What medium and long term consequences has the "Coronavirus tsunami" brought to the global economic scenario? What new trends have emerged and which have been amplified from the pre-pandemic world?
 
According to Janet Henry, expert on the economic implications of globalization, we will need to rethink the entire economic system, to seize the opportunities and avoid the pitfalls; during this webinar she will address the following points:
  • economic outlook for emerging countries and advanced economies
  • factors that will most influence markets, businesses and consumption
  • focus on the Chinese economy and Europe post-Brexit
  • reactions to the coronavirus shock: the best and worst economies.

Program

Monday, November 22, 2021
4:30 pm - 5 pm CET
Speech by Janet Henry
5 pm - 5:30 pm CET
Discussion

Janet Henry

Global Chief Economist, HSBC

Janet Henry was appointed as HSBC’s Global Chief Economist in 2015. She was previously HSBC’s Chief European Economist and is a member of Handelsblatt’s Shadow ECB Council. Janet has recently been appointed a Governor of the UK’s National Institute of Economic and Social Research and is a member of the World Economic Forum’s Chief Economists Community.

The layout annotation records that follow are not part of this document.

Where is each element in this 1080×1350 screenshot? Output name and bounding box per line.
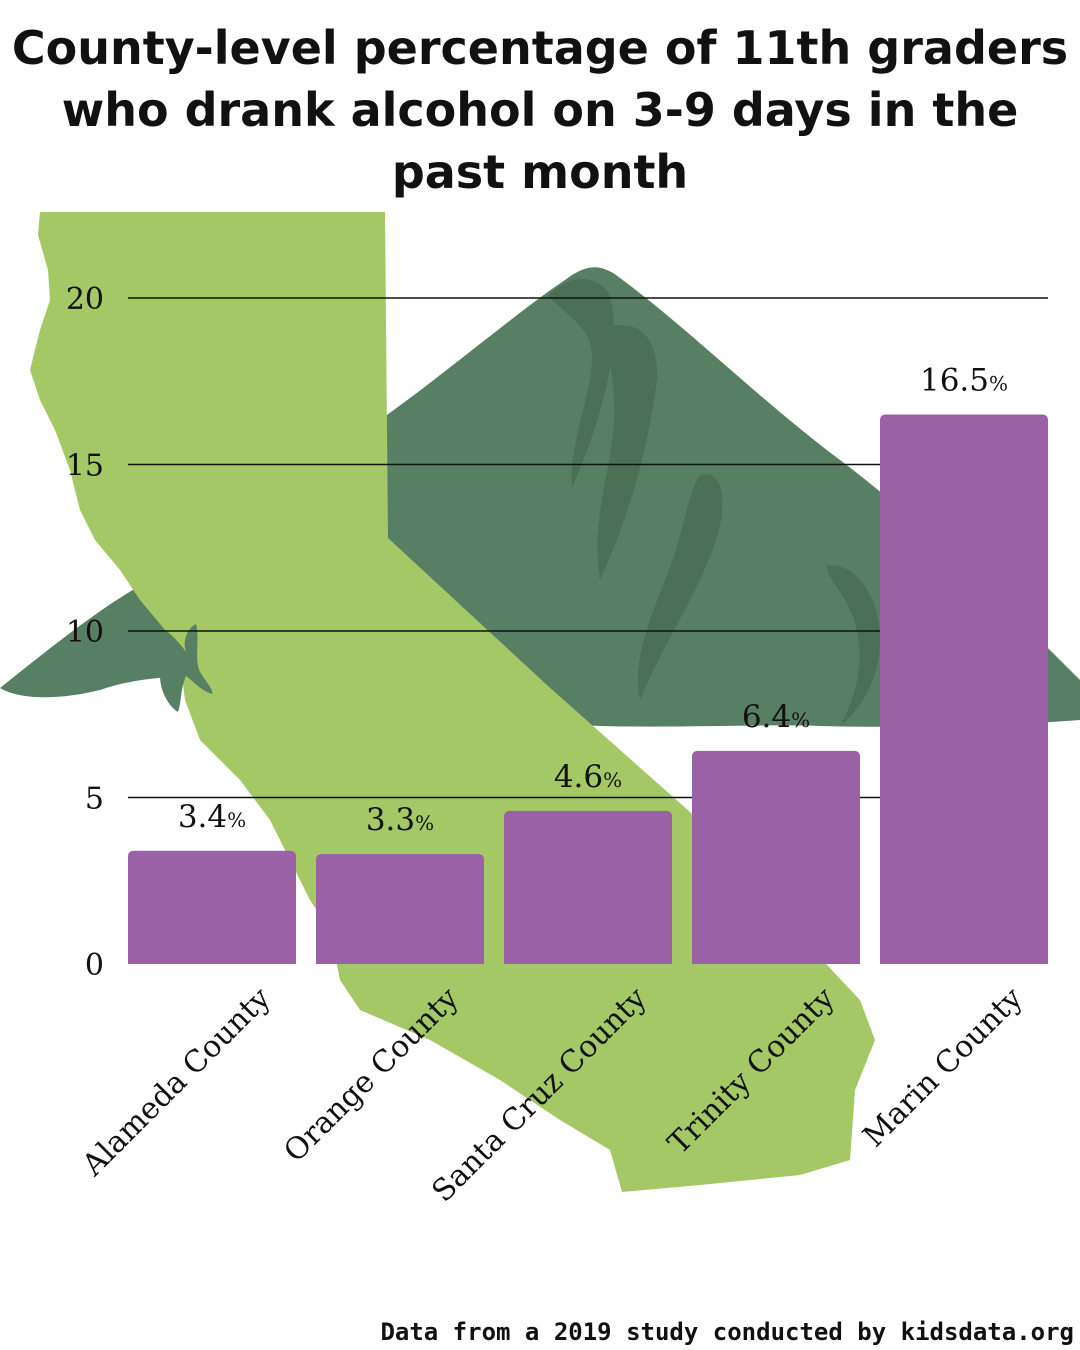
data-label: 4.6% — [554, 759, 622, 795]
mountain-ridge-shade — [548, 278, 614, 488]
title-line-3: past month — [392, 145, 688, 199]
data-label: 16.5% — [920, 363, 1008, 399]
y-tick-label: 0 — [85, 948, 104, 983]
bay-inlet — [140, 620, 213, 712]
y-tick-label: 5 — [85, 782, 104, 817]
source-note: Data from a 2019 study conducted by kids… — [380, 1318, 1074, 1346]
y-tick-label: 15 — [66, 449, 104, 484]
mountain-ridge-shade — [597, 324, 657, 580]
title-line-2: who drank alcohol on 3-9 days in the — [62, 83, 1019, 137]
bar-alameda-county — [128, 850, 296, 964]
data-label: 3.4% — [178, 799, 246, 835]
x-category-label: Alameda County — [75, 981, 278, 1184]
mountain-ridge-shade — [826, 565, 880, 726]
y-tick-label: 20 — [66, 282, 104, 317]
title-line-1: County-level percentage of 11th graders — [12, 21, 1068, 75]
y-axis-tick-labels: 0 5 10 15 20 — [66, 282, 104, 983]
bars — [128, 414, 1048, 964]
bar-orange-county — [316, 854, 484, 964]
bar-santa-cruz-county — [504, 810, 672, 964]
data-label: 3.3% — [366, 802, 434, 838]
chart-title: County-level percentage of 11th graders … — [12, 21, 1068, 199]
mountain-ridge-shade — [638, 474, 723, 700]
data-labels: 3.4% 3.3% 4.6% 6.4% 16.5% — [178, 363, 1008, 839]
bar-trinity-county — [692, 750, 860, 964]
bar-marin-county — [880, 414, 1048, 964]
y-tick-label: 10 — [66, 615, 104, 650]
data-label: 6.4% — [742, 699, 810, 735]
x-category-label: Marin County — [856, 981, 1029, 1154]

Much of her research has focused on globalization and the political and economic challenges of the post-global financial crisis era, notably labor market disruption and other structural drivers of low inflation but also the implications of income and wealth inequality within major advanced economies. Since the COVID-19 outbreak, her work has focused on the labor market implications and policy challenges of the unprecedented recession. Janet joined HSBC in 1996 in Hong Kong where she worked as an Asian economist in the run-up to, and aftermath of, the Asian crisis.